Last March, Orange County school bus driver Lisa Sherrill was transporting three dozen seventh- and eighth-graders to Rancho Santa Margarita Intermediate School when she saw smoke and flames coming from the engine compartment. Sherrill managed to get the children safely off the bus, which was fully engulfed in flames by the time firefighters arrived on the scene.

A few months later, a tour bus carrying 54 children caught fire on Highway 17 south of San Jose.

The Alliance says the number of bus fires throughout California is increasing and called on CARB to suspend the diesel particulate filter requirement “before one of these incidents turns into unimaginable tragedy.”

It doesn’t help that the members of the Air Resources Board were tricked into voting for the Truck and Bus Rule. They were shown a statistical analysis which concluded that 9,400 premature deaths in California would be prevented by further reducing “fine particulate” air pollution from diesel engines. But then it turned out that the lead author of that study, CARB staffer Hien Tran, had purchased his Ph.D. in statistics from a diploma mill for $1,000. CARB chair Mary Nichols knew about the deception, but did not tell the board before the vote.

According to other studies — by scientists with genuine doctorate degrees — there are no premature deaths caused by fine particulate air pollution in California.

Secrecy surrounds the data used by government officials to justify the high cost of each new wave of air quality restrictions.
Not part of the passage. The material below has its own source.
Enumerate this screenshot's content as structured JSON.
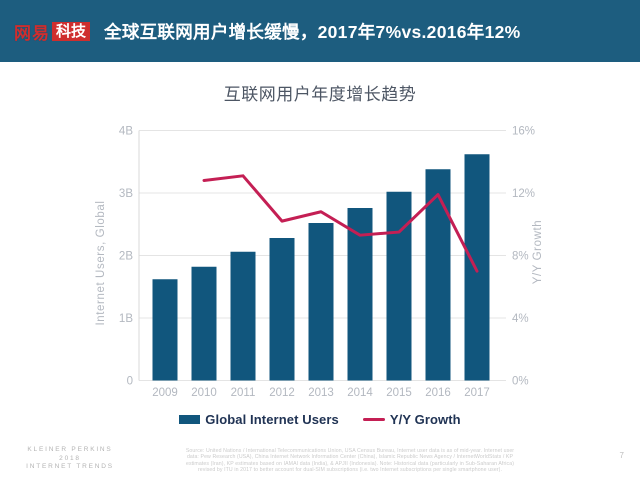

Federal and state regulators come up with “premature death” numbers by interpreting two studies from the 1990s, but the underlying data from those studies has never been made available to independent scientists or even to the EPA itself. A proposed federal law to prohibit the EPA from making regulations based on “secret science” passed the House last year but stalled in the Senate.

The bill, S 544, deserves a vote. With a little more transparency, we could preserve the clean-air regulations that really clean the air and get rid of the ones that just burn us.